Monsieur [F] s'en prenait surtout aux femmes, notamment Madame [L] [S], sa femme ou bien sa fille.

Le climat était constamment électrique, et cela devenait de plus en plus insupportable. Je me souviens de Madame [S] qui souffrait énormément de cette situation, elle venait travailler avec la peur au ventre, la seule chose qui la rassurait plus ou moins, était la présence de salariés masculins à proximité pouvant intervenir en cas de problèmes avec Monsieur [F]. Je me souviens même que Madame [S] garait sa voiture sur le parking le plus proche de la sortie pour pouvoir partir rapidement en cas de crises de colère violentes du patron.

Je confirme avoir été présent lorsque Monsieur [F] s'en est pris à Madame [S], car il estimait qu'elle était trop payée, en pire qu'elle s'était augmentée toute seule alors qu'elle percevait le même salaire depuis des mois. Il a hurlé et déchiré son bulletin de paie avec son chèque. Son épouse, Madame [F], était également présente, et a pris la défense de Madame [S]. J'ai alors, et d'autres salariés aussi présents comme Monsieur [K] [M], [AV] [V], [B], entendu un énorme vacarme avec des cris et des appels au secours. Lorsque je suis arrivé dans le bureau, Monsieur [F] avait balancé les tiroirs, cassé le bureau de son épouse, tout était renversé par terre, et il était en train de donner des coups à son épouse et de l'étrangler !

Avec les autres salariés ([M], [V], [B]), nous sommes intervenus pour tenter de la maîtriser, ce qui n'a pas été chose facile. C'est seulement lorsque je lui ai dit qu'il était en train d'étrangler la mère de ses enfants qu'il a relâché son étreinte.

Madame [S] était en pleurs, totalement tétanisée et choquée. Elle tremblait et se sentait vraiment mal, nous lui avons conseillé de rentrer chez elle, car il n'était plus possible pour elle de reprendre son travail comme si rien ne s'était passé. Je peux attester que ce type de situation n'était pas isolé, et tout le personnel travaillait dans la crainte d'un nouvel esclandre de Monsieur [F].

Je peux confirmer qu'en juin 2012, Monsieur [F] s'en est pris à sa fille, en lui jetant une trouilloteuse (perforatrice) en fer (là encore ce n'était pas la première fois que Monsieur [F] prenait un objet, qui lui passait sous la main, et dans un geste d'énervement le balançait à la figure de la personne contre laquelle il voulait en découdre), il l'a manquée de peu. Il a saisi son téléphone portable et l'a écrasé par terre ; nous n'avons plus revu sa fille pendant des mois ensuite !

Le fait de supporter ces crises à longueur de journée aussi intempestives que cruelles, a rendu l'ambiance insupportable et a totalement déstabilisé psychologiquement Madame [S] qui s'est retrouvée dans l'incapacité de remettre un pied dans la société, compte tenu de son mal-être.

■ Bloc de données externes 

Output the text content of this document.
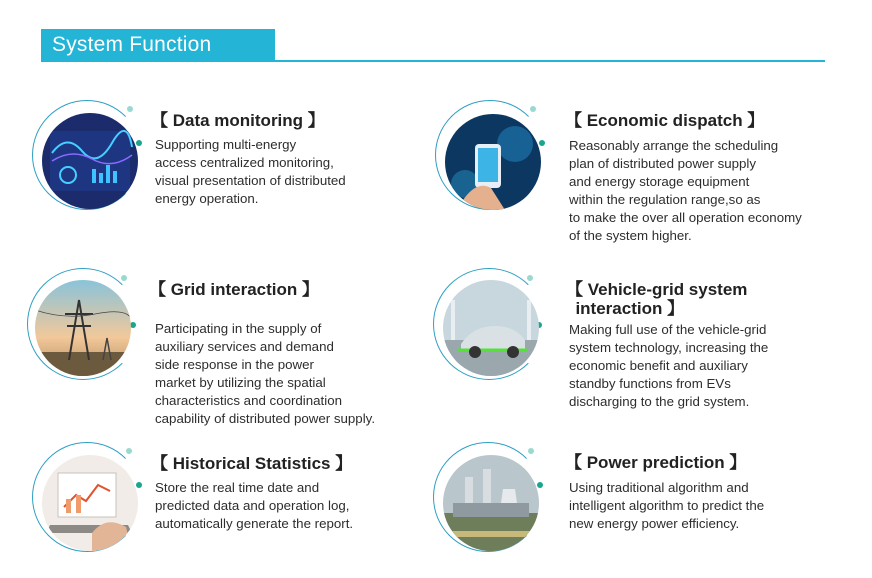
System Function
【 Data monitoring 】
Supporting multi-energy
access centralized monitoring,
visual presentation of distributed
energy operation.
【 Economic dispatch 】
Reasonably arrange the scheduling
plan of distributed power supply
and energy storage equipment
within the regulation range,so as
to make the over all operation economy
of the system higher.
【 Grid interaction 】
Participating in the supply of
auxiliary services and demand
side response in the power
market by utilizing the spatial
characteristics and coordination
capability of distributed power supply.
【 Vehicle-grid system
interaction 】
Making full use of the vehicle-grid
system technology, increasing the
economic benefit and auxiliary
standby functions from EVs
discharging to the grid system.
【 Historical Statistics 】
Store the real time date and
predicted data and operation log,
automatically generate the report.
【 Power prediction 】
Using traditional algorithm and
intelligent algorithm to predict the
new energy power efficiency.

Je tiens à préciser que je suis moi-même en litige avec la société SUD-FER, et que j'ai été en accident de travail, justement à cause d'une crise de violence de Monsieur [F], qui m'a agressé physiquement le 12 octobre 2012. Ce type d'attitude pour un employeur est intolérable, Madame [S] a été très affectée, et je pense que cela l'a même complètement détruite. »

Les faits d'insultes ou de violences physiques sur la personne de Mme [S] ne peuvent être retenus mais la salariée établit de façon précise et concordante, des pratiques managériales récurrentes faites de scènes de violence ayant eu des répercussions importantes sur son état de santé, faits qui pris dans leur ensemble, permettent de présumer l'existence d'un harcèlement moral.

Le représentant légal de la société considère que Mme [S] procède par affirmations, rappelle que les dirigeants se sont occupés de la salariée à son arrivée, comme si elle était un membre de leur famille, la conviant à des événements festifs comme en témoignent les photos et attestations produites.

Il estime que les médecins ne font que rapporter les propos tenus par la salariée, laquelle n'a pas déposé la moindre plainte, n'a pas saisi l'inspection du travail ou le conseil de prud'hommes pendant toutes ces années.

Il produit notamment à l'appui, les pièces suivantes :

- l'attestation de Mme [H], belle-soeur du PDG, laquelle indique : « J'ai fait la connaissance de Madame [S] par l'intermédiaire de ma s'ur Madame [F]. Elle l'avait embauché dans son entreprise en tant que secrétaire comptable et très vite nous avons sympathisé, nous sommes souvent sortis tous ensemble, soit au restaurant, soit chez ma s'ur ou chez la sienne, Madame [J] [S]. Les années ont passé, ma s'ur très attachée à son employée lui faisait bénéficier de tous les avantages qu'elle pouvait (...).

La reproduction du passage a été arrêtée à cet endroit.